A U.S. Navy F/A-18 Super Hornet, assigned to the Harry S. Truman Carrier Strike Group, flies a mission over the U.S. Central Command area of responsibility, April 8, 2025. The HSTCSG is responsible for patrolling approximately 2.5 million square miles of ocean and includes the Arabian Gulf, Gulf of Oman, Red Sea, parts of the Indian Ocean and three critical choke points at the Strait of Hormuz, Suez Canal and Strait of Bab al-Mandeb. (U.S. Air Force photo by Staff Sgt. Jackson Manske)
The nuclear breakout timeline does not get extended. Hezbollah’s missile inventory does not shrink. The Houthi campaign against Red Sea commerce does not stop. The drone pipeline to Russia is not interrupted. The sanctions pressure that has been starving it all simultaneously — that’s the thing that goes.
That is not a deal. It is a receipt. And it is a receipt for the wrong item.
What the Signal Costs
The audience for this negotiation is not only Tehran. It is Riyadh, Abu Dhabi, Doha, and every Gulf partner that has spent two years watching the U.S. staying power under pressure and quietly hedging toward Beijing.
What they see in a Hormuz deal is not pragmatic statecraft. They see Washington liquidating its most durable lever because the costs of holding it became politically inconvenient.
The message received in those capitals is not “America remains a reliable partner.” It is “America has a price, and the price is manageable.” That perception, once established, does not reverse easily. The reputational damage from this particular concession would outlast the deal by years — and it would arrive at precisely the moment the Indo-Pacific competition requires the opposite signal.
Solving the Wrong Problem
None of this means no agreement is possible. It means the deal on offer is built around the wrong deliverable.
Real sanctions relief should be conditioned on verifiable, phased rollback across Iran’s full threat portfolio — enrichment limits with actual inspection architecture, documented constraints on proxy financing, measurable reductions in ballistic missile and drone production.

120511-N-WO496-003 STRAIT OF HORMUZ (May 11, 2012) Guided-missile cruiser USS Cape St. George (CG 71) and aircraft carrier USS Abraham Lincoln (CVN 72) transit the Strait of Hormuz. Both ships are deployed to the U.S. 5th Fleet area of responsibility conducting maritime security operations, theater security cooperation efforts and support missions as part of Operation Enduring Freedom. (U.S. Navy Photo by Mass Communication Specialist 3rd Class Alex R. Forster/Released)
The Strait of Hormuz is not the problem to solve. It was never the problem. It was the pressure point Tehran chose to elevate because Washington was paying attention to it.

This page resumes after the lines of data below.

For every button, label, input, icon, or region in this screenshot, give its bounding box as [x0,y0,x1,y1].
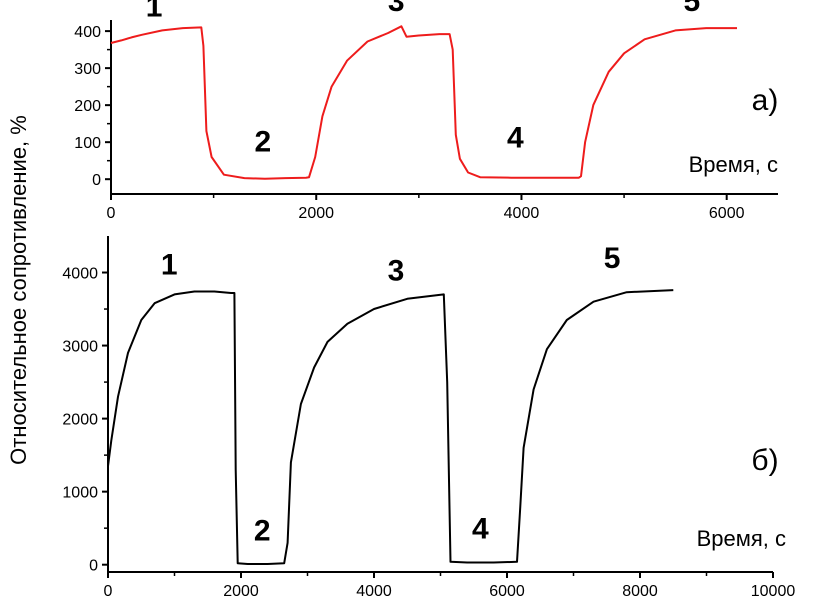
segment-label: 2 [255,125,272,158]
x-axis-title: Время, с [697,526,786,551]
segment-label: 5 [683,0,700,18]
x-tick-label: 0 [104,583,113,600]
segment-label: 1 [146,0,163,23]
y-tick-label: 200 [74,98,101,115]
x-tick-label: 10000 [751,583,796,600]
y-tick-label: 1000 [62,485,98,502]
y-tick-label: 0 [92,172,101,189]
y-tick-label: 0 [89,558,98,575]
panel-a-chart: 0 2000 4000 6000 0 100 200 300 400 1 2 3 4 5 a) Время, … [74,0,778,222]
segment-label: 4 [507,122,524,155]
segment-label: 5 [604,242,621,275]
y-tick-label: 400 [74,24,101,41]
series-line-black [107,289,674,565]
segment-label: 4 [472,512,489,545]
x-tick-label: 8000 [622,583,658,600]
x-tick-label: 6000 [489,583,525,600]
x-tick-label: 2000 [298,205,334,222]
x-axis-title: Время, с [689,152,778,177]
segment-label: 1 [161,249,178,282]
x-tick-label: 4000 [504,205,540,222]
y-tick-label: 3000 [62,339,98,356]
y-axis-title: Относительное сопротивление, % [6,115,31,465]
x-tick-label: 6000 [709,205,745,222]
segment-label: 3 [388,255,405,288]
y-tick-label: 4000 [62,266,98,283]
x-tick-label: 0 [107,205,116,222]
series-line-red [110,25,737,180]
segment-label: 2 [254,515,271,548]
panel-letter: a) [752,84,779,117]
y-tick-label: 100 [74,135,101,152]
x-tick-label: 4000 [356,583,392,600]
x-tick-label: 2000 [223,583,259,600]
panel-b-chart: 0 2000 4000 6000 8000 10000 0 1000 2000 3000 4000 1… [62,236,795,600]
panel-letter: б) [751,444,778,477]
y-tick-label: 300 [74,61,101,78]
segment-label: 3 [388,0,405,18]
y-tick-label: 2000 [62,412,98,429]
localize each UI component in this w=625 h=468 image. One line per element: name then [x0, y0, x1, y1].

Any framework that treats Hormuz access as the central deliverable has mistaken the symptom for the disease.
The blockade is an instrument, not a strategy — but the answer to an imperfect instrument is a sharper strategy, not selling it off for a promise that the symptom won’t recur while the underlying pathology runs unchecked.
Washington isn’t being offered a deal. It’s being handed a receipt and asked to call it a victory.